Joining a local Book Club last July has been one of the best decisions I have made for my mind and my soul.
Four months before I found my local book club in the tiny town of Kuna, Idaho I had been diagnosed with a rare form of ovarian cancer. The diagnosis and subsequent surgery to remove a ten pound tumor larger than a cantaloupe had me spiraling into a deep depression. I had an ovary and fallopian tube removed along with parts of my uterus as it was discovered I had endometriosis during the surgery. My body was struggling with regulating my hormonal balance due to the changes. Overwhelmed, stressed, and scared I was facing some huge decisions in my life.
I was told that if I wanted to have children I would need to do so immediately because a hysterectomy was inevitable and it would have to be performed as soon as another tumor started growing. The average time of reoccurrence was two years. I definitely wanted children but I was not in a point in my life where I was ready. The thought of not being able to carry a child was killing me with sadness and worry. But I wanted to be fair to the child I might bring in to the world and not have one just because it may be my only chance. If I was to have a child I wanted to be able to provide and care for it properly. I decided to keep my fingers crossed and see if things were in a better position for children in the coming years; praying that I wouldn’t have a reoccurrence before I had a chance to have a child.
I felt like my emotional state was spinning out of control. I had little to look forward to and even less to feel joyful about. My boyfriend was becoming increasingly worried and began encouraging me to find a local book club I could join. He knew it would be good for me but I was hesitant. I am very introverted and feared that I wouldn’t fit in if I did try to put myself out there.
Eventually I did decide to go to a meeting, figuring the worse that could happen is I didn’t like it and I wouldn’t have to return. I still remember how awkward that first meeting was as we were all getting to know each other and I was asking what each woman did for a living and replied “That’s really interesting!” to each person. An eruption of laughter started from the group after I said it the third time. I joined in, realizing that in my anxious state I was trying way too hard. To me that simple moment was the beginning of my friendship with the group. It helped me to loosen up and tell them why I had decided to join and the struggles I had been going through. They were kind, understanding, and very welcoming.

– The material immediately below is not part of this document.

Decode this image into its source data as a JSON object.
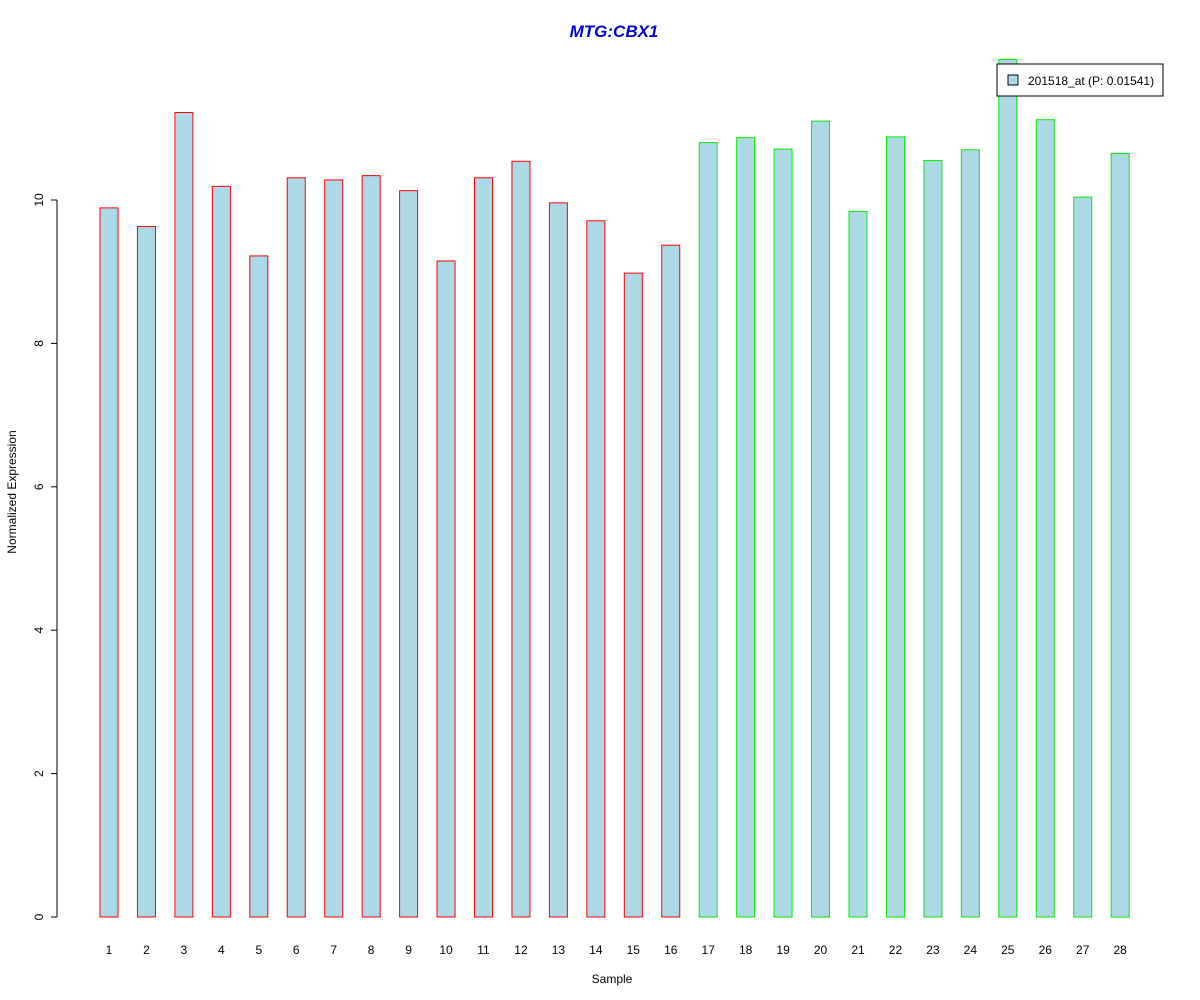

Now I find myself looking forward to getting together with my book club ladies constantly throughout the month; counting down the days until coffee, updates on our lives, and of course all the juicy book talk. I have grown so fond of the four women in my book group. Each of us are so different but we are bonded by our love of books.Their friendship and kindness has helped me through a very difficult year and has helped me grow as a person. Best of all they have given me the courage to follow my dreams, to get out there and try new things, and fall even more in love with the world of literature. I’m getting a little mushy here, but I don’t think they even realize what an amazing impact they have had on me. I appreciate that they have helped to rekindle my passion for books and writing and I feel a great sense of gratitude towards them for helping me regain my emotional strength.
So go out there and find a book club, in doing so you will find yourself.